Cardiovascular disease is the leading cause of death in the developed world. Epidemiological studies have shown the profound importance that the prenatal period has on life-long health. A likely explanation for this relationship is that the late fetal period, a period of robust growth, determines the number of cardiomyocytes and the structure of the coronary vasculature for life. Adverse intrauterine conditions leading to fetal growth restriction alter cardiac load and compromise heart growth. While the ability of adult heart to adapt to cardiovascular disease is limited, the fetal heart is highly plastic, undergoing rapid adaptation to best meet intrauterine conditions. The number of fetal cardiomyocytes and the anatomical dimensions of the fetal coronary circulation are not fixed but can be changed, both up and down, by prenatal conditions. Unfortunately, fetal responses to sub-optimal intrauterine environments may not lead to favorable outcomes in the fetus or later in the adult. It will not be possible to understand the devastating effects of intrauterine growth retardation on the fetal myocardium unless we deliberately study cardiomyocyte and coronary microvascular growth in a well controlled experimental load model. The overarching hypothesis of the proposal is that fetal heart growth is exquisitely sensitive to hemodynamic load and that altered growth leads to irreversible changes in cardiac myocyte and coronary vascular function for life. The proposed experiments will demonstrate for the first time the precise responses that determine how the fetal heart adapts to changes in loading conditions during late gestation when all the terminal maturation processes are underway. Completion of the proposed work will provide a clearer understanding of the relationship between fetal cardiomyocyte and coronary vascular growth, how this interrelationship affects fetal cardiac function, which changes persist into adulthood and how adult heart function is affected. This work is an essential step in understanding the mechanisms responsible for the association between fetal growth restriction and adult cardiovascular disease.

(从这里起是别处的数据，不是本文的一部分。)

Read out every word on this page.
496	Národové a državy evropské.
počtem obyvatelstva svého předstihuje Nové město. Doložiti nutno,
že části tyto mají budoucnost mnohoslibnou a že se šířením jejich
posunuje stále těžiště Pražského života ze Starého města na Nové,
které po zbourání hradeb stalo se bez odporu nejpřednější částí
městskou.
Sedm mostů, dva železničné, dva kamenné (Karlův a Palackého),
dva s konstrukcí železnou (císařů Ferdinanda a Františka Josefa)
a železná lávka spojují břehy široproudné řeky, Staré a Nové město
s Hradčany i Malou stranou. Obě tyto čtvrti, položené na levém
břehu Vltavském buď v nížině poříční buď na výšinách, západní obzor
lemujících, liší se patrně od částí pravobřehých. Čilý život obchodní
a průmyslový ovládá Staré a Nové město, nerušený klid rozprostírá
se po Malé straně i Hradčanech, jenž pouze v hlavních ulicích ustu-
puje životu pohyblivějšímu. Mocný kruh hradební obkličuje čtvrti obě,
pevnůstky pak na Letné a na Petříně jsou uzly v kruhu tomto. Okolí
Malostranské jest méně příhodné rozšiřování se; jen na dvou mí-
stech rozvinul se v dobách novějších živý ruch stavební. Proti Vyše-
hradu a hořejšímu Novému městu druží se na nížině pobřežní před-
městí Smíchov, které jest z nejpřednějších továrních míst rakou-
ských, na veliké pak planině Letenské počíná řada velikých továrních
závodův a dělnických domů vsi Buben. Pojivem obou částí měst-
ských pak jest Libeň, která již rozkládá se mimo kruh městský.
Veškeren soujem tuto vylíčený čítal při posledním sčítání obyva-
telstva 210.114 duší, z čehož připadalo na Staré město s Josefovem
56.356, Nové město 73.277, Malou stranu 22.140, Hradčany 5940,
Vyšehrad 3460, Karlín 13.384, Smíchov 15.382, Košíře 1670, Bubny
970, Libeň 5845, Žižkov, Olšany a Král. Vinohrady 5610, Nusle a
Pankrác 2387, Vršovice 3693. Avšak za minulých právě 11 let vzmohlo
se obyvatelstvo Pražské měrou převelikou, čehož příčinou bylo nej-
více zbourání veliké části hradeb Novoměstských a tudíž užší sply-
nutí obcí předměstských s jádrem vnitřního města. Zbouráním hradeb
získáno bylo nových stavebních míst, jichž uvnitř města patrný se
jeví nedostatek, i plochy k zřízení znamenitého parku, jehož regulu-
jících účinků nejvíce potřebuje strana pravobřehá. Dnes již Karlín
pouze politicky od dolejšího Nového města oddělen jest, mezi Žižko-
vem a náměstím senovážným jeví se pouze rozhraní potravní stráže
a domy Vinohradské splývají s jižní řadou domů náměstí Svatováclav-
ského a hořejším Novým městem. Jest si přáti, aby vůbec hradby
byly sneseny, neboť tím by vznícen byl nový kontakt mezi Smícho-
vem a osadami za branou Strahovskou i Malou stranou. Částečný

心血管疾病是发达国家的首要死因。流行病学研究有 表明产前时期对终生健康的深远重要性。对此的可能解释 关系是，胎儿晚期是一个生长旺盛的时期，决定了心肌细胞的数量 以及终生冠状血管的结构。不利的宫内条件导致胎儿生长 限制会改变心脏负荷并损害心脏生长。而成人心脏的适应能力 心血管疾病是有限的，胎儿心脏具有高度可塑性，正在快速适应以最好地满足 宫内情况。胎儿心肌细胞的数量和胎儿的解剖尺寸 冠状动脉循环不是固定的，而是可以根据产前条件而上下改变。很遗憾， 胎儿对次优宫内环境的反应可能不会给胎儿带来有利的结果或 到了成年以后。不可能理解子宫内生长迟缓的破坏性影响 除非我们刻意研究心肌细胞和冠状动脉微血管的生长，否则对胎儿心肌的影响 良好控制的实验负载模型。 该提案的总体假设是胎儿心脏的生长对以下因素极其敏感： 血流动力学负荷和生长改变会导致心肌细胞和冠状动脉发生不可逆的变化 终生血管功能。拟议的实验将首次证明精确的响应 决定胎儿心脏如何适应妊娠晚期负荷条件的变化，此时所有的 最终成熟过程正在进行中。 完成拟议的工作将使人们更清楚地了解胎儿之间的关系 心肌细胞和冠状血管生长，这种相互关系如何影响胎儿心脏功能， 变化持续到成年期以及成人心脏功能如何受到影响。这项工作是重要的一步 了解胎儿生长受限与成人之间关联的机制 心血管疾病。